Further slippage in forex reserves expected
Central Bank Governor, Alvin Hilaire
Current pressures on the foreign exchange market are not expected to improve in the short term.
Central Bank Governor Alvin Hilaire expects a further weakening of foreign exchange reserves by the end of the year before things begin to pick up.
Responding to questions from reporters at the presentation of the Monetary Policy Report, the Central Bank Governor said while improvement in the current foreign exchange situation is likely next year, it is dependent on activity within the energy sector.
“With the current state of oil markets we could have a further decline in reserves towards the end of this year and especially if we have to increase intervention because of the season of Christmas.
So I would say in the next few months that we would have a further slippage in reserves; I think it is still high and comfortable.
Over the next period it would depend clearly on what happens with energy prices, energy production and demand. But in the short run I would expect that it would slip slightly again.”
He said, however, while reserves have been depleted from over 12 months to nine months import cover, the situation is not dire as by global standards T&T is considered a high reserves country with a low level of debt.
Restating a point raised in the presentation of the last Monetary Policy Report in June, Hilaire said coordinated policy is required to bring about a change in the availability of foreign exchange.
Noting a recent report from the International Monetary Fund (IMF) which recommended a significant exchange rate adjustment, Hilaire acknowledged that the arguments put forward for changing the exchange rate do have merit.
He stressed that any regime could work if there are conditions supportive of them.

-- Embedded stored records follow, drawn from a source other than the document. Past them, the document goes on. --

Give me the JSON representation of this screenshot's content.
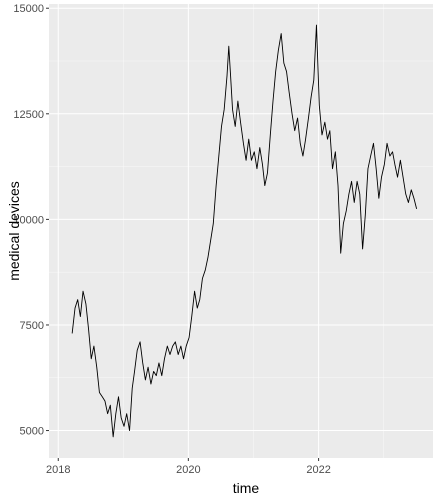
{
  "colors": {
    "panel_background": "#ebebeb",
    "grid_major": "#ffffff",
    "line": "#000000",
    "tick_text": "#4d4d4d",
    "tick_mark": "#333333"
  },
  "chart_data": {
    "type": "line",
    "title": "",
    "xlabel": "time",
    "ylabel": "medical devices",
    "xlim": [
      "2017-11-10",
      "2023-10-05"
    ],
    "ylim": [
      4350,
      15100
    ],
    "x_ticks": [
      {
        "value": "2018-01-01",
        "label": "2018"
      },
      {
        "value": "2020-01-01",
        "label": "2020"
      },
      {
        "value": "2022-01-01",
        "label": "2022"
      }
    ],
    "y_ticks": [
      {
        "value": 5000,
        "label": "5000"
      },
      {
        "value": 7500,
        "label": "7500"
      },
      {
        "value": 10000,
        "label": "10000"
      },
      {
        "value": 12500,
        "label": "12500"
      },
      {
        "value": 15000,
        "label": "15000"
      }
    ],
    "grid": true,
    "legend": "none",
    "series": [
      {
        "points": [
          [
            "2018-03-20",
            7300
          ],
          [
            "2018-04-05",
            7900
          ],
          [
            "2018-04-20",
            8100
          ],
          [
            "2018-05-05",
            7700
          ],
          [
            "2018-05-20",
            8300
          ],
          [
            "2018-06-05",
            8000
          ],
          [
            "2018-06-20",
            7400
          ],
          [
            "2018-07-05",
            6700
          ],
          [
            "2018-07-20",
            7000
          ],
          [
            "2018-08-05",
            6500
          ],
          [
            "2018-08-20",
            5900
          ],
          [
            "2018-09-05",
            5800
          ],
          [
            "2018-09-20",
            5700
          ],
          [
            "2018-10-05",
            5400
          ],
          [
            "2018-10-20",
            5600
          ],
          [
            "2018-11-05",
            4850
          ],
          [
            "2018-11-20",
            5400
          ],
          [
            "2018-12-05",
            5800
          ],
          [
            "2018-12-20",
            5300
          ],
          [
            "2019-01-05",
            5100
          ],
          [
            "2019-01-20",
            5400
          ],
          [
            "2019-02-05",
            5000
          ],
          [
            "2019-02-20",
            6000
          ],
          [
            "2019-03-05",
            6400
          ],
          [
            "2019-03-20",
            6900
          ],
          [
            "2019-04-05",
            7100
          ],
          [
            "2019-04-20",
            6600
          ],
          [
            "2019-05-05",
            6200
          ],
          [
            "2019-05-20",
            6500
          ],
          [
            "2019-06-05",
            6100
          ],
          [
            "2019-06-20",
            6400
          ],
          [
            "2019-07-05",
            6300
          ],
          [
            "2019-07-20",
            6600
          ],
          [
            "2019-08-05",
            6300
          ],
          [
            "2019-08-20",
            6700
          ],
          [
            "2019-09-05",
            7000
          ],
          [
            "2019-09-20",
            6800
          ],
          [
            "2019-10-05",
            7000
          ],
          [
            "2019-10-20",
            7100
          ],
          [
            "2019-11-05",
            6800
          ],
          [
            "2019-11-20",
            7000
          ],
          [
            "2019-12-05",
            6700
          ],
          [
            "2019-12-20",
            7000
          ],
          [
            "2020-01-05",
            7200
          ],
          [
            "2020-01-20",
            7700
          ],
          [
            "2020-02-05",
            8300
          ],
          [
            "2020-02-20",
            7900
          ],
          [
            "2020-03-05",
            8100
          ],
          [
            "2020-03-20",
            8600
          ],
          [
            "2020-04-05",
            8800
          ],
          [
            "2020-04-20",
            9100
          ],
          [
            "2020-05-05",
            9500
          ],
          [
            "2020-05-20",
            9900
          ],
          [
            "2020-06-05",
            10800
          ],
          [
            "2020-06-20",
            11500
          ],
          [
            "2020-07-05",
            12200
          ],
          [
            "2020-07-20",
            12600
          ],
          [
            "2020-08-05",
            13400
          ],
          [
            "2020-08-15",
            14100
          ],
          [
            "2020-08-25",
            13400
          ],
          [
            "2020-09-05",
            12600
          ],
          [
            "2020-09-20",
            12200
          ],
          [
            "2020-10-05",
            12800
          ],
          [
            "2020-10-20",
            12300
          ],
          [
            "2020-11-05",
            11800
          ],
          [
            "2020-11-20",
            11400
          ],
          [
            "2020-12-05",
            11900
          ],
          [
            "2020-12-20",
            11400
          ],
          [
            "2021-01-05",
            11600
          ],
          [
            "2021-01-20",
            11200
          ],
          [
            "2021-02-05",
            11700
          ],
          [
            "2021-02-20",
            11300
          ],
          [
            "2021-03-05",
            10800
          ],
          [
            "2021-03-20",
            11100
          ],
          [
            "2021-04-05",
            12000
          ],
          [
            "2021-04-20",
            12800
          ],
          [
            "2021-05-05",
            13500
          ],
          [
            "2021-05-20",
            14000
          ],
          [
            "2021-06-05",
            14400
          ],
          [
            "2021-06-20",
            13700
          ],
          [
            "2021-07-05",
            13500
          ],
          [
            "2021-07-20",
            13000
          ],
          [
            "2021-08-05",
            12500
          ],
          [
            "2021-08-20",
            12100
          ],
          [
            "2021-09-05",
            12400
          ],
          [
            "2021-09-20",
            11800
          ],
          [
            "2021-10-05",
            11500
          ],
          [
            "2021-10-20",
            11900
          ],
          [
            "2021-11-05",
            12400
          ],
          [
            "2021-11-20",
            12900
          ],
          [
            "2021-12-05",
            13300
          ],
          [
            "2021-12-20",
            14600
          ],
          [
            "2022-01-05",
            12700
          ],
          [
            "2022-01-20",
            12000
          ],
          [
            "2022-02-05",
            12300
          ],
          [
            "2022-02-20",
            11900
          ],
          [
            "2022-03-05",
            12100
          ],
          [
            "2022-03-20",
            11200
          ],
          [
            "2022-04-05",
            11600
          ],
          [
            "2022-04-20",
            10800
          ],
          [
            "2022-05-05",
            9200
          ],
          [
            "2022-05-20",
            9900
          ],
          [
            "2022-06-05",
            10200
          ],
          [
            "2022-06-20",
            10600
          ],
          [
            "2022-07-05",
            10900
          ],
          [
            "2022-07-20",
            10400
          ],
          [
            "2022-08-05",
            10900
          ],
          [
            "2022-08-20",
            10600
          ],
          [
            "2022-09-05",
            9300
          ],
          [
            "2022-09-20",
            10100
          ],
          [
            "2022-10-05",
            11200
          ],
          [
            "2022-10-20",
            11500
          ],
          [
            "2022-11-05",
            11800
          ],
          [
            "2022-11-20",
            11200
          ],
          [
            "2022-12-05",
            10500
          ],
          [
            "2022-12-20",
            11000
          ],
          [
            "2023-01-05",
            11300
          ],
          [
            "2023-01-20",
            11800
          ],
          [
            "2023-02-05",
            11500
          ],
          [
            "2023-02-20",
            11600
          ],
          [
            "2023-03-05",
            11300
          ],
          [
            "2023-03-20",
            11000
          ],
          [
            "2023-04-05",
            11400
          ],
          [
            "2023-04-20",
            11000
          ],
          [
            "2023-05-05",
            10600
          ],
          [
            "2023-05-20",
            10400
          ],
          [
            "2023-06-05",
            10700
          ],
          [
            "2023-06-20",
            10500
          ],
          [
            "2023-07-05",
            10250
          ]
        ]
      }
    ]
  }
}
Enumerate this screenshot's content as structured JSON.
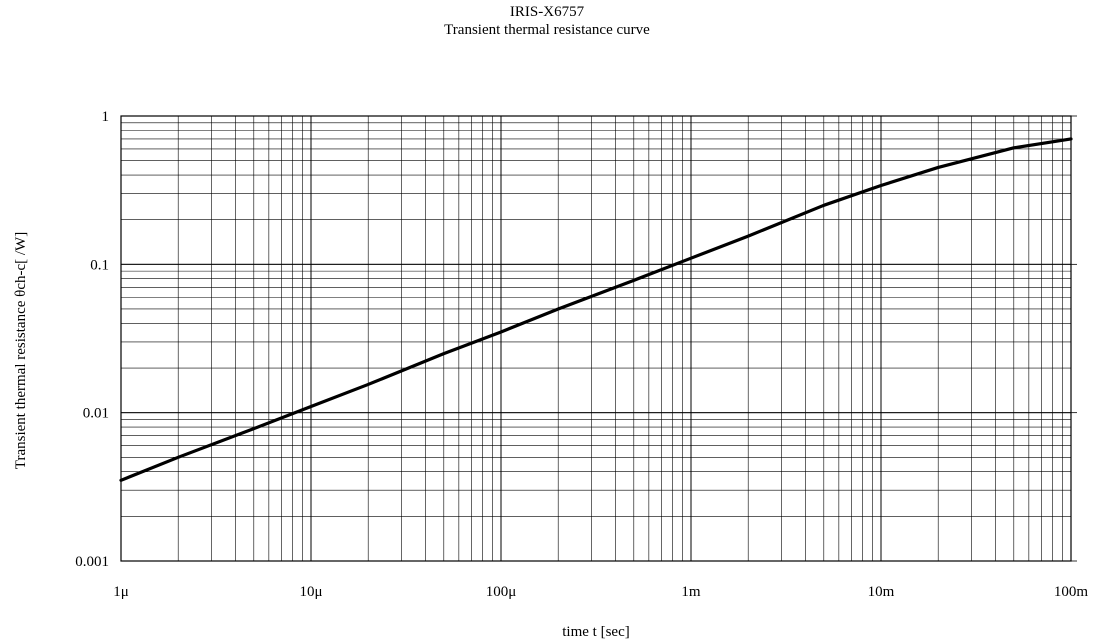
{
  "chart_data": {
    "type": "line",
    "title": "IRIS-X6757",
    "subtitle": "Transient thermal resistance curve",
    "xlabel": "time t [sec]",
    "ylabel": "Transient thermal resistance θch-c[    /W]",
    "x_scale": "log",
    "y_scale": "log",
    "xlim": [
      1e-06,
      0.1
    ],
    "ylim": [
      0.001,
      1
    ],
    "grid": true,
    "x_ticks": [
      {
        "value": 1e-06,
        "label": "1μ"
      },
      {
        "value": 1e-05,
        "label": "10μ"
      },
      {
        "value": 0.0001,
        "label": "100μ"
      },
      {
        "value": 0.001,
        "label": "1m"
      },
      {
        "value": 0.01,
        "label": "10m"
      },
      {
        "value": 0.1,
        "label": "100m"
      }
    ],
    "y_ticks": [
      {
        "value": 0.001,
        "label": "0.001"
      },
      {
        "value": 0.01,
        "label": "0.01"
      },
      {
        "value": 0.1,
        "label": "0.1"
      },
      {
        "value": 1,
        "label": "1"
      }
    ],
    "series": [
      {
        "color": "#000000",
        "x": [
          1e-06,
          2e-06,
          5e-06,
          1e-05,
          2e-05,
          5e-05,
          0.0001,
          0.0002,
          0.0005,
          0.001,
          0.002,
          0.005,
          0.01,
          0.02,
          0.05,
          0.1
        ],
        "y": [
          0.0035,
          0.005,
          0.0078,
          0.011,
          0.0155,
          0.025,
          0.035,
          0.05,
          0.078,
          0.11,
          0.155,
          0.25,
          0.34,
          0.45,
          0.61,
          0.7
        ]
      }
    ]
  }
}
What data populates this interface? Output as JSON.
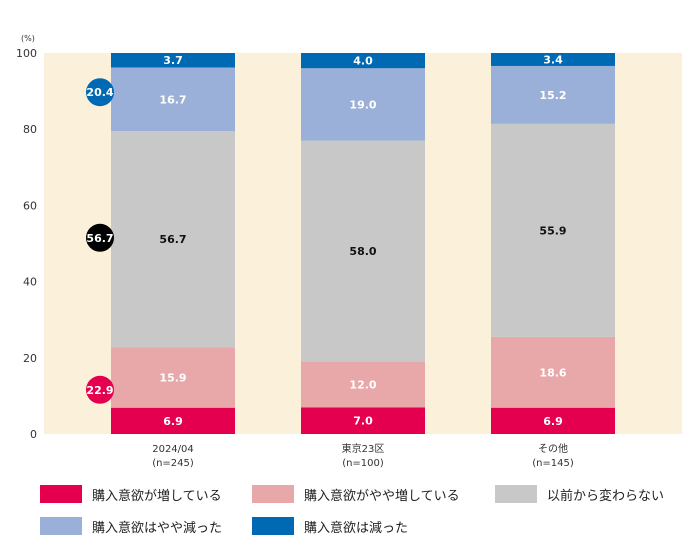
{
  "chart_data": {
    "type": "bar",
    "stacked": true,
    "unit_label": "(%)",
    "ylim": [
      0,
      100
    ],
    "yticks": [
      0,
      20,
      40,
      60,
      80,
      100
    ],
    "categories": [
      {
        "label": "2024/04",
        "n": "(n=245)"
      },
      {
        "label": "東京23区",
        "n": "(n=100)"
      },
      {
        "label": "その他",
        "n": "(n=145)"
      }
    ],
    "series": [
      {
        "name": "購入意欲が増している",
        "color": "#e4004f",
        "label_color": "#ffffff",
        "values": [
          6.9,
          7.0,
          6.9
        ]
      },
      {
        "name": "購入意欲がやや増している",
        "color": "#e8a8aa",
        "label_color": "#ffffff",
        "values": [
          15.9,
          12.0,
          18.6
        ]
      },
      {
        "name": "以前から変わらない",
        "color": "#c8c8c8",
        "label_color": "#111111",
        "values": [
          56.7,
          58.0,
          55.9
        ]
      },
      {
        "name": "購入意欲はやや減った",
        "color": "#9bb0d8",
        "label_color": "#ffffff",
        "values": [
          16.7,
          19.0,
          15.2
        ]
      },
      {
        "name": "購入意欲は減った",
        "color": "#0069b4",
        "label_color": "#ffffff",
        "values": [
          3.7,
          4.0,
          3.4
        ]
      }
    ],
    "callouts": [
      {
        "value": "20.4",
        "color": "#0069b4",
        "center_value": 89.7
      },
      {
        "value": "56.7",
        "color": "#000000",
        "center_value": 51.5
      },
      {
        "value": "22.9",
        "color": "#e4004f",
        "center_value": 11.6
      }
    ],
    "background_color": "#fbf1da"
  }
}
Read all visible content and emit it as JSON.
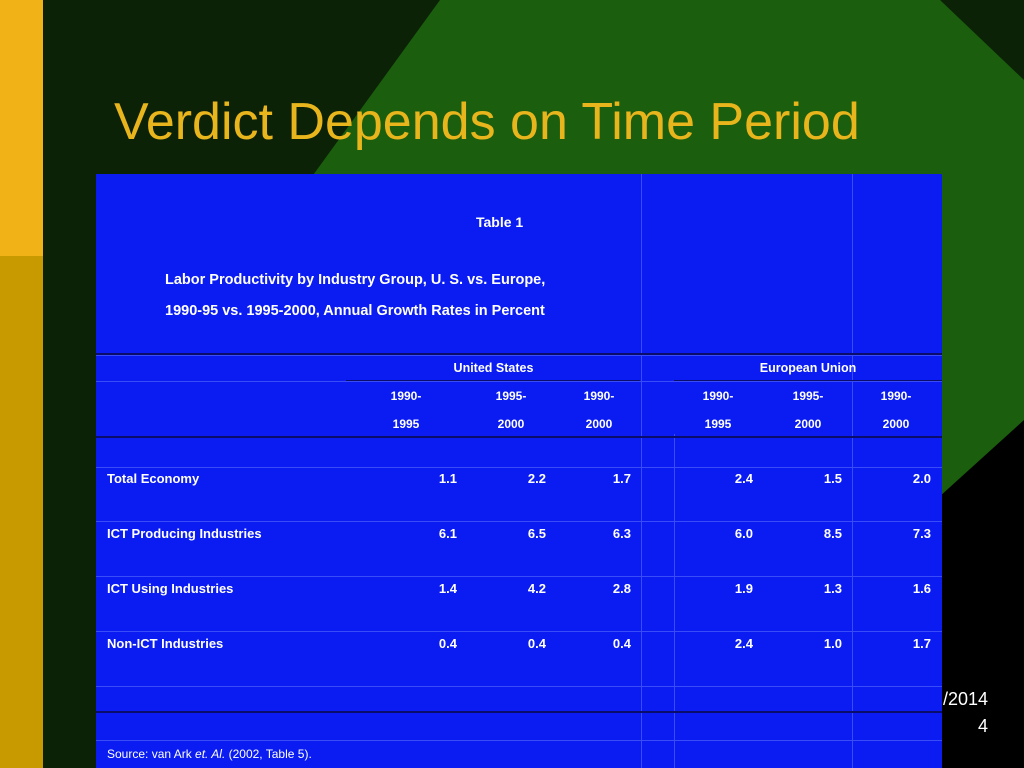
{
  "slide": {
    "title": "Verdict Depends on Time Period",
    "date_fragment": "/2014",
    "slide_number": "4",
    "colors": {
      "title": "#e8b51c",
      "table_bg": "#0a1cf2",
      "green": "#1b5e0d",
      "gold": "#f0b216"
    }
  },
  "table": {
    "caption": "Table 1",
    "subtitle_line1": "Labor Productivity by Industry Group, U. S. vs. Europe,",
    "subtitle_line2": "1990-95 vs. 1995-2000, Annual Growth Rates in Percent",
    "group_us": "United States",
    "group_eu": "European Union",
    "period_tops": [
      "1990-",
      "1995-",
      "1990-",
      "1990-",
      "1995-",
      "1990-"
    ],
    "period_bottoms": [
      "1995",
      "2000",
      "2000",
      "1995",
      "2000",
      "2000"
    ],
    "rows": [
      {
        "label": "Total Economy",
        "values": [
          "1.1",
          "2.2",
          "1.7",
          "2.4",
          "1.5",
          "2.0"
        ]
      },
      {
        "label": "ICT Producing Industries",
        "values": [
          "6.1",
          "6.5",
          "6.3",
          "6.0",
          "8.5",
          "7.3"
        ]
      },
      {
        "label": "ICT Using Industries",
        "values": [
          "1.4",
          "4.2",
          "2.8",
          "1.9",
          "1.3",
          "1.6"
        ]
      },
      {
        "label": "Non-ICT Industries",
        "values": [
          "0.4",
          "0.4",
          "0.4",
          "2.4",
          "1.0",
          "1.7"
        ]
      }
    ],
    "source_prefix": "Source:  van Ark ",
    "source_italic": "et. Al.",
    "source_suffix": " (2002, Table 5)."
  }
}
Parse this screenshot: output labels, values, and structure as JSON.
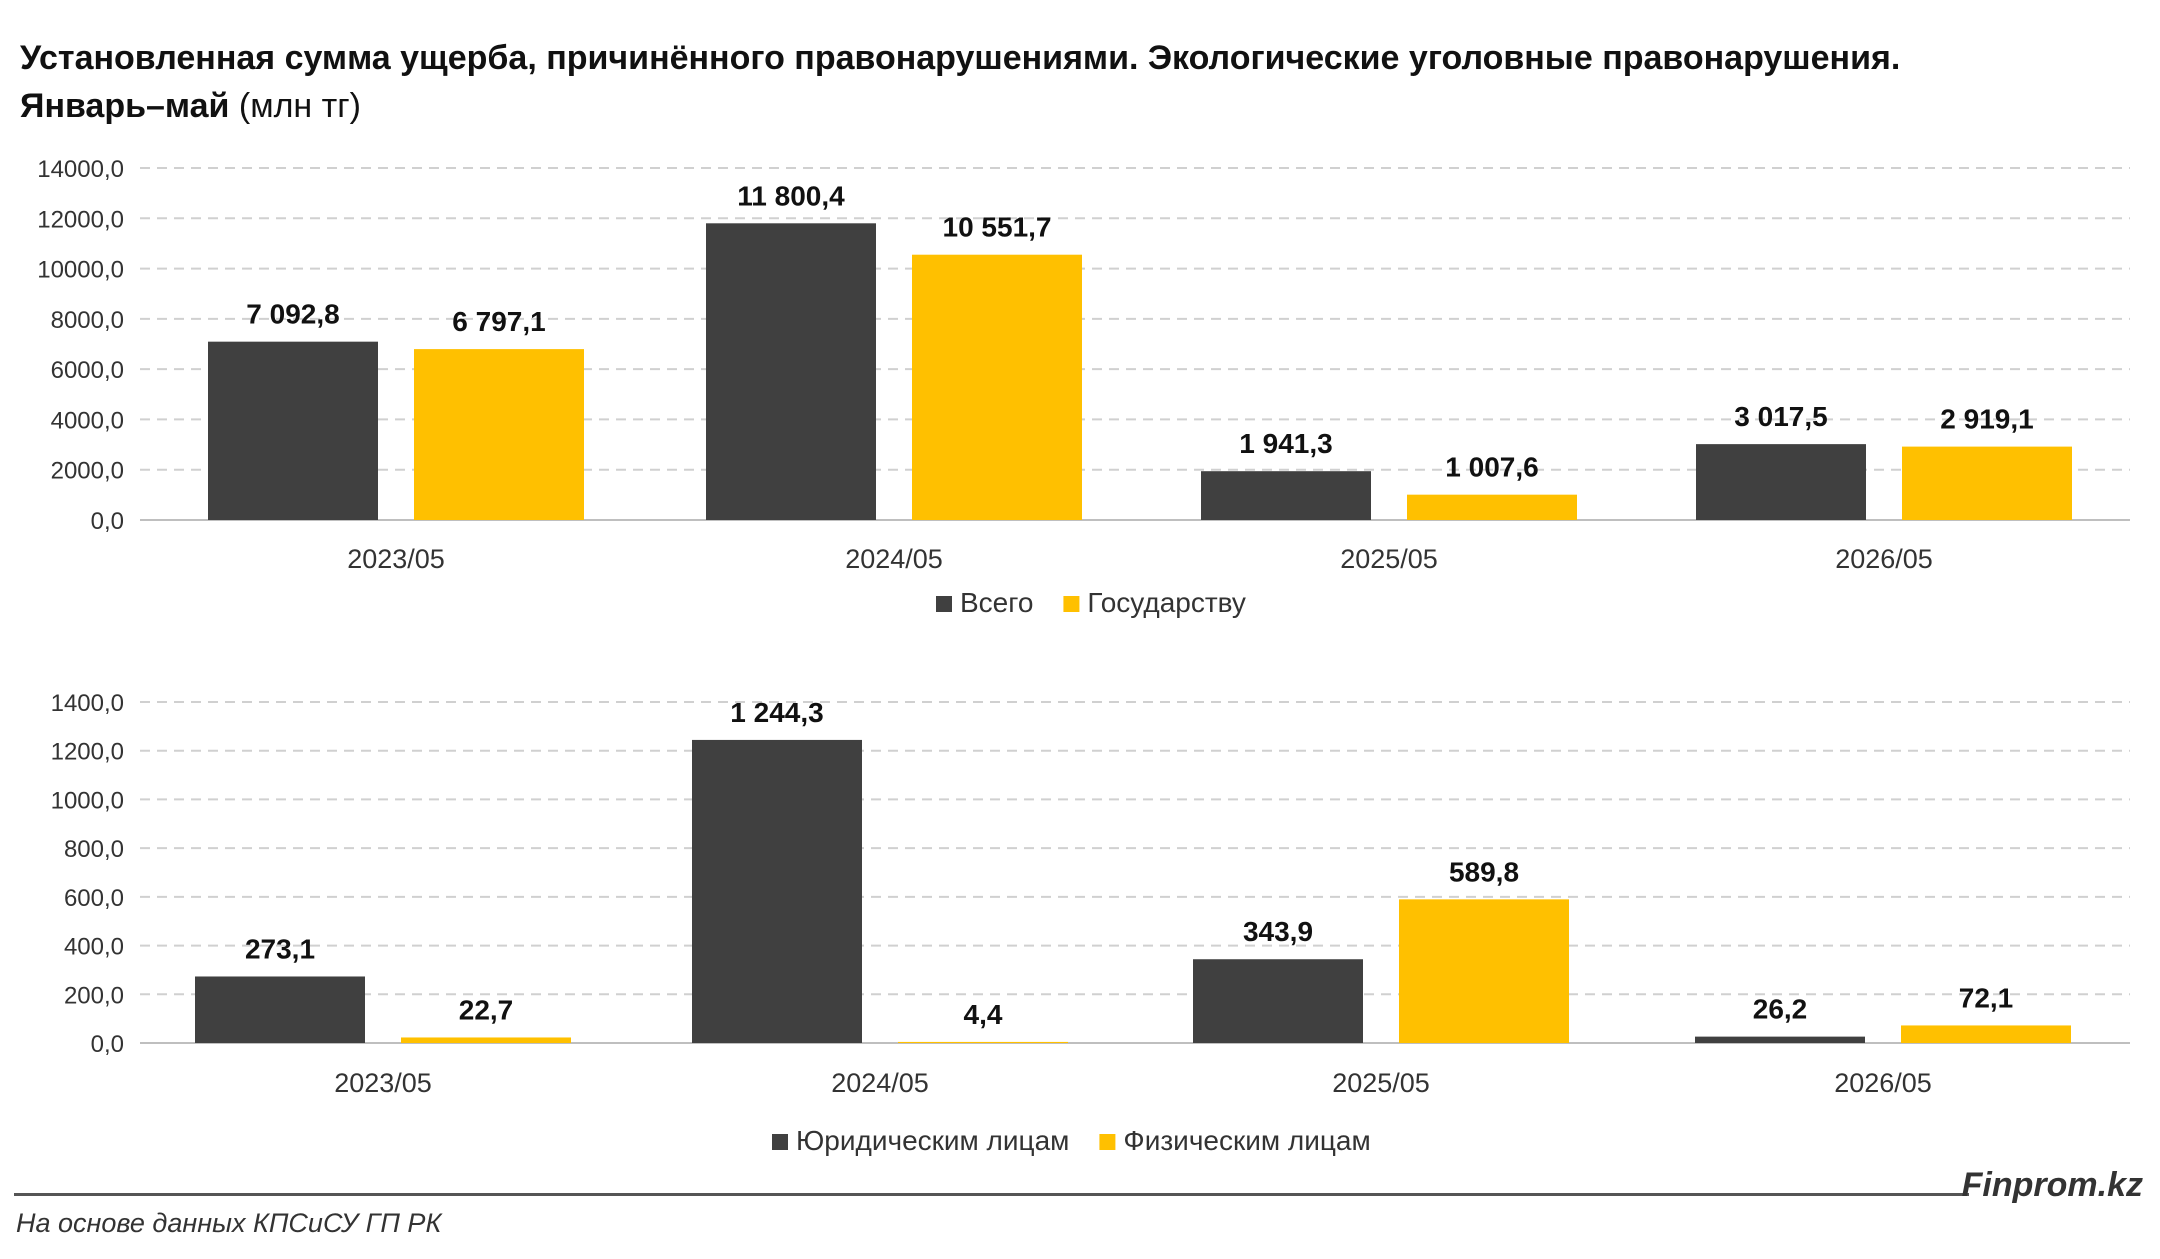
{
  "title": {
    "line1": "Установленная сумма ущерба, причинённого правонарушениями. Экологические уголовные правонарушения.",
    "line2_bold": "Январь–май",
    "line2_rest": " (млн тг)"
  },
  "colors": {
    "dark": "#404040",
    "gold": "#FFC000",
    "grid": "#d0d0d0"
  },
  "chart_data": [
    {
      "type": "bar",
      "categories": [
        "2023/05",
        "2024/05",
        "2025/05",
        "2026/05"
      ],
      "series": [
        {
          "name": "Всего",
          "color": "#404040",
          "values": [
            7092.8,
            11800.4,
            1941.3,
            3017.5
          ],
          "labels": [
            "7 092,8",
            "11 800,4",
            "1 941,3",
            "3 017,5"
          ]
        },
        {
          "name": "Государству",
          "color": "#FFC000",
          "values": [
            6797.1,
            10551.7,
            1007.6,
            2919.1
          ],
          "labels": [
            "6 797,1",
            "10 551,7",
            "1 007,6",
            "2 919,1"
          ]
        }
      ],
      "ylim": [
        0,
        14000
      ],
      "yticks": [
        0,
        2000,
        4000,
        6000,
        8000,
        10000,
        12000,
        14000
      ],
      "ytick_labels": [
        "0,0",
        "2000,0",
        "4000,0",
        "6000,0",
        "8000,0",
        "10000,0",
        "12000,0",
        "14000,0"
      ],
      "grid": true,
      "legend": "bottom"
    },
    {
      "type": "bar",
      "categories": [
        "2023/05",
        "2024/05",
        "2025/05",
        "2026/05"
      ],
      "series": [
        {
          "name": "Юридическим лицам",
          "color": "#404040",
          "values": [
            273.1,
            1244.3,
            343.9,
            26.2
          ],
          "labels": [
            "273,1",
            "1 244,3",
            "343,9",
            "26,2"
          ]
        },
        {
          "name": "Физическим лицам",
          "color": "#FFC000",
          "values": [
            22.7,
            4.4,
            589.8,
            72.1
          ],
          "labels": [
            "22,7",
            "4,4",
            "589,8",
            "72,1"
          ]
        }
      ],
      "ylim": [
        0,
        1400
      ],
      "yticks": [
        0,
        200,
        400,
        600,
        800,
        1000,
        1200,
        1400
      ],
      "ytick_labels": [
        "0,0",
        "200,0",
        "400,0",
        "600,0",
        "800,0",
        "1000,0",
        "1200,0",
        "1400,0"
      ],
      "grid": true,
      "legend": "bottom"
    }
  ],
  "footer": {
    "brand": "Finprom.kz",
    "source": "На основе данных КПСиСУ ГП РК"
  }
}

A fixed exchange regime – completely fixed like Barbados and a completely flexible rate like the US where the rate equilibrates the market, Hilaire said, would work once fiscal, structural and monetary policies are closely coordinated.
He noted benefit in another type of exchange regime - a crawling peg – where the country adopts a rate that automatically changes based on certain indicators. One that may commonly be used is the differential between the domestic inflation rate and the foreign inflation rate, Hilaire said.
While any regime could work, the Central Bank Governor, said it also needs to be offset by credibility, as people have to believe in its sustainability.